As in the first child survival revolution, immunization is key. In 2010, UNICEF procured 2.5 billion doses of vaccine—enough to immunize 58 percent of the world’s children. Yet despite major progress over the last few decades, 20 percent of the world’s children remain unvaccinated. UNICEF aims to help bridge the immunization gap by significantly expanding its vaccination program and tripling its capacity over the next five years. “Immunization has always enabled us to meet the needs of the poorest and neediest first and has also allowed us to be on the verge of eradicating polio,” says Chopra.
In addition to the recently developed vaccines for pneumonia and diarrhea, a new vaccine for malaria is expected shortly. UNICEF is examining ways to improve and update immunization systems to make the most of new vaccines, as well as old ones. “Building and strengthening the infrastructure to deliver vaccines is more critical than it’s ever been before, because of the potential payback we can get in terms of lives saved and better development for children,” Chopra says.

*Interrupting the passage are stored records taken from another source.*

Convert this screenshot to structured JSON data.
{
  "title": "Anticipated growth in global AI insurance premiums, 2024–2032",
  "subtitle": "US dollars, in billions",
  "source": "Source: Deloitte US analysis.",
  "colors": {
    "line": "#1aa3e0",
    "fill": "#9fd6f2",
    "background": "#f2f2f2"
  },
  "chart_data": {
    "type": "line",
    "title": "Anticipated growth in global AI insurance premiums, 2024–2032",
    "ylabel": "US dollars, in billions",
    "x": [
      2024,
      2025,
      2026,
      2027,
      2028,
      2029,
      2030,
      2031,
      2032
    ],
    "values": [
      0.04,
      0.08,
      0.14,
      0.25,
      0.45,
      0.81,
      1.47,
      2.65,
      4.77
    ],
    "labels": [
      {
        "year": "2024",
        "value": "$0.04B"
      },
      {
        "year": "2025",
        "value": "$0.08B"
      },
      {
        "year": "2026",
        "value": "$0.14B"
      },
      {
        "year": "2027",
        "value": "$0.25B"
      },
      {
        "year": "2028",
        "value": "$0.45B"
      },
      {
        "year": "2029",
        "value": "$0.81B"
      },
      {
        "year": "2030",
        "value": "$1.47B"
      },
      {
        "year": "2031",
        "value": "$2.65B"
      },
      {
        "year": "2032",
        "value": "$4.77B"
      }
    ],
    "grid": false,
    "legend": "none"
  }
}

Immunization is also a pivotal part of UNICEF’s “equity” strategy—a global drive to reach the poorest and most disadvantaged children. By explicitly targeting the lowest-income, highest-mortality communities and countries first, UNICEF and its partners can reach the unreached and get lifesaving aid to children who need it most. Much of the equity push will occur in sub-Saharan Africa and South Asia, which are home to the highest child mortality rates in the world.
Equity is at the heart of the second child survival revolution and, coupled with new vaccines and technologies, has created a monumental opportunity. “We can make a big jump forward,” says Chopra.
And as with the first child survival revolution three decades ago, it will not just be UNICEF alone. It will be another “grand alliance”—a potent movement of donors, corporations, foundations, and volunteers; of students and teachers; of health workers, civil servants, and community leaders; of children and their families; of people all over the world who commit to fight for the survival and health and future of every child on this Earth.